WAJAHBORNEO.com, Seruyan – Mendaftar sebagai Calon Perseorangan Dewan Perwakilan Daerah (DPD) Provinsi Kalimantan Tengah (Kalteng) membuat Wakil Bupati (Wabup) Kabupaten Seruyan, Hj Iswanti harus mengajukan pengunduran diri dari jabatannya di pemerintahan.
Sebagaimana ditegaskan dalam Peraturan Komisi Pemilihan Umum (PKPU) Nomor 11 Tahun 2023 Tentang Perubahan Kedua atas Peraturan Komisi Pemilihan Umum Nomor 10 Tahun 2022 Tentang Pencalonan Perseorangan Peserta Pemilihan Umum Anggota Dewan Perwakilan Daerah, pada Pasal 22 ayat 1 menyebutkan, jika Bakal calon anggota DPD yang memiliki status sebagai kepala daerah,wakil kepala daerah, kepala desa, perangkat desa, badan permusyawaratan desa, aparatur sipil negara ,prajurit Tentara Nasional Indonesia, anggota Kepolisian Negara Republik Indonesia, direksi komisaris, dewan pengawas dan karyawan pada badan usaha milik negara dan/atau badan usaha milik daerah, dan/atau badan usaha milik desa, atau badan lain yang anggarannya bersumber dari keuangan negara sebagaimana yang dimaksud dalam pasal 20 ayat 1 huruf a angka 6 huruf a, menyerahkan keputusan pemberhentian atas pengunduran diri yang diterbitkan oleh pejabat yang berwenang pada saat melakukan pendaftaran.

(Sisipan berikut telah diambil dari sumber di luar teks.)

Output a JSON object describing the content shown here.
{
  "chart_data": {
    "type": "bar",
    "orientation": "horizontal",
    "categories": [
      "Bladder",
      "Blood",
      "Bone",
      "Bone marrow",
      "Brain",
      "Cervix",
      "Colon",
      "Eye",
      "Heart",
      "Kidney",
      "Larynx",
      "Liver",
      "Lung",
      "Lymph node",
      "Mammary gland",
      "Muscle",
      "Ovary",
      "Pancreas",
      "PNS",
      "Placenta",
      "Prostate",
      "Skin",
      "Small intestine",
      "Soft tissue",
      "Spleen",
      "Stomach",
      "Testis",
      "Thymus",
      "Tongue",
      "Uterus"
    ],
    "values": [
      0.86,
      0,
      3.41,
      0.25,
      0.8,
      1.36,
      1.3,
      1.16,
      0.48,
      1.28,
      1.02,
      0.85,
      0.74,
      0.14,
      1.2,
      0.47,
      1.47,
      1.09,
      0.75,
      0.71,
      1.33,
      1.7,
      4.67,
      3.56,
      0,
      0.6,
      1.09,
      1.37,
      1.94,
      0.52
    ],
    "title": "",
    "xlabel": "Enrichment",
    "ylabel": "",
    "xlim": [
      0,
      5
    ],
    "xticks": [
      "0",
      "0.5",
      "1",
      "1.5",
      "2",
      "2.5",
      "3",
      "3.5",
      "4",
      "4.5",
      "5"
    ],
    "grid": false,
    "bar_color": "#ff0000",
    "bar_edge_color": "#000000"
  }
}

Penjelasan, Pasal 20 ayat 1 hurup a angka 6 a menyebutkan, bakal calon mengundurkan diri yang tidak dapat ditarik kembali lagi sebagai; kepala daerah, wakil kepala daerah, Kepala Desa dan Perangkat Desa, Badan Permusyawaratan Desa, aparatur sipil negara, prajurit Tentara Nasional Indonesia, anggota Kepolisian Negara Republik Indonesia, direksi, komisaris, dewan pengawas dan karyawan pada badan usaha milik negara dan/atau badan usaha milik daerah dan/atau badan usaha milik desa, atau badan lain yang anggarannya bersumber dari
keuangan negara.
Keterangan Komisi Pemilihan Umum (KPU) Provinsi Kalimantan Tengah, Hj Iswanti tercatat mendaftar sebagai calon DPD ke KPU pada pukul 20.35 Wib, Minggu, 14 Mei 2023.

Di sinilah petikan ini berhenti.